Margaret had worked seriously at her art life for eight intense childhood and adolescent years before she ever took a class or read one book that analyzed the hows and whys of oil paint. When she had finally signed up for a class, which happened to be the first one she took with Nick, she had worry and trepidation, even fear, that her experience of the paint, of the colors and the way they swept into each other, would be tainted by the shoulds, by what she should do. One benefit of being abandoned by her parents was that Margaret had grown up without the shoulds. Parents should stay with their children, but hers didn’t. Grandfathers should be home in the evening to take care of little girls, but hers often wasn’t. When Donny worked, Margaret stayed across the hall with a merry widow named Mrs. Sullivan who should not have let her watch television shows w
ith adult content until eleven at night, but she did. Nice Catholic girls should not roll up their uniform skirts to reveal several inches of schoolgirl thigh, but Margaret had. Even Donny had told her, when she was just thirteen, that a good policy was to run the other way when she heard the word ‘should.’ “If it’s got should in it,” he said, “you can be sure you won’t want to do it.” This was in response to the nun’s opinion that Margaret should enroll in some practical secretarial training courses, since it was obvious that she, with her tendency to daydream and her lack of interest in homework, was not college material.
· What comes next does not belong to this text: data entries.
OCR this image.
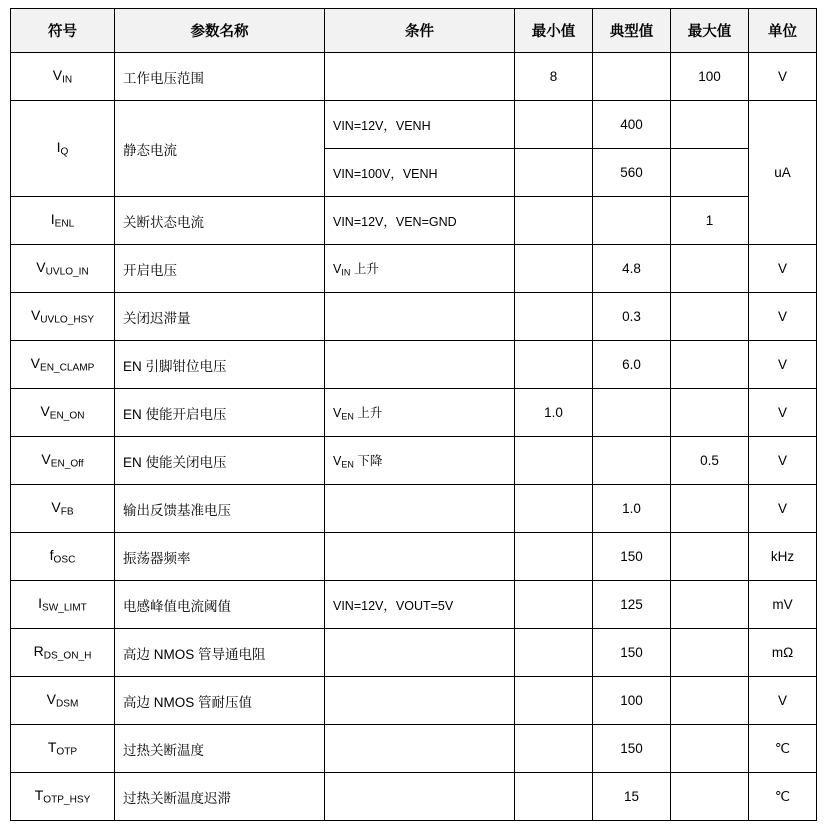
符号	参数名称	条件	最小值	典型值	最大值	单位
$V_{IN}$	工作电压范围		8		100	V
$I_Q$	静态电流	VIN=12V，VENH		400		uA
		VIN=100V，VENH		560		
$I_{ENL}$	关断状态电流	VIN=12V，VEN=GND			1	
$V_{UVLO\_IN}$	开启电压	$V_{IN}$ 上升		4.8		V
$V_{UVLO\_HSY}$	关闭迟滞量			0.3		V
$V_{EN\_CLAMP}$	EN 引脚钳位电压			6.0		V
$V_{EN\_ON}$	EN 使能开启电压	$V_{EN}$ 上升	1.0			V
$V_{EN\_Off}$	EN 使能关闭电压	$V_{EN}$ 下降			0.5	V
$V_{FB}$	输出反馈基准电压			1.0		V
$f_{OSC}$	振荡器频率			150		kHz
$I_{SW\_LIMT}$	电感峰值电流阈值	VIN=12V，VOUT=5V		125		mV
$R_{DS\_ON\_H}$	高边 NMOS 管导通电阻			150		mΩ
$V_{DSM}$	高边 NMOS 管耐压值			100		V
$T_{OTP}$	过热关断温度			150		℃
$T_{OTP\_HSY}$	过热关断温度迟滞			15		℃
Rico had just told her she should quit reading, and for some reason she was tempted to listen to him. But the words captured in the books on welding were portals into a new world for her. Reading them was like having a good dream and then waking up to discover it was real.
“There’s a lot of stuff in the books about color,” she said. “If you heat the metal to cherry red, this will happen. If you heat it to blood red, this will happen. To me, it seems like painting, except the emotions that the colors trigger happen in the metal instead of in the person looking at it.”
Rico burst out laughing. “Jesus, girl, take it easy,” he said. “It’s just welding, It’s not rocket science.”
“How do you know it’s not rocket science?” she countered. “Just because you can do it, it doesn’t mean it’s not complex, Rico. Probably a hundred years ago it was rocket science. Anyway, I’m not talking about science. I’m talking about art.” She glanced at him. He had shifted slightly in the seat, and his back now rested partially against the passenger door. She saw him full-on, in the headlights of a passing car, and the way the light flooded onto him and then retracted made him seem like a spirit who could incarnate or disappear at will. “Talk to me about the art of it, Rico. Tell me everything you know. You didn’t get to be ‘el rey’ for nothing.”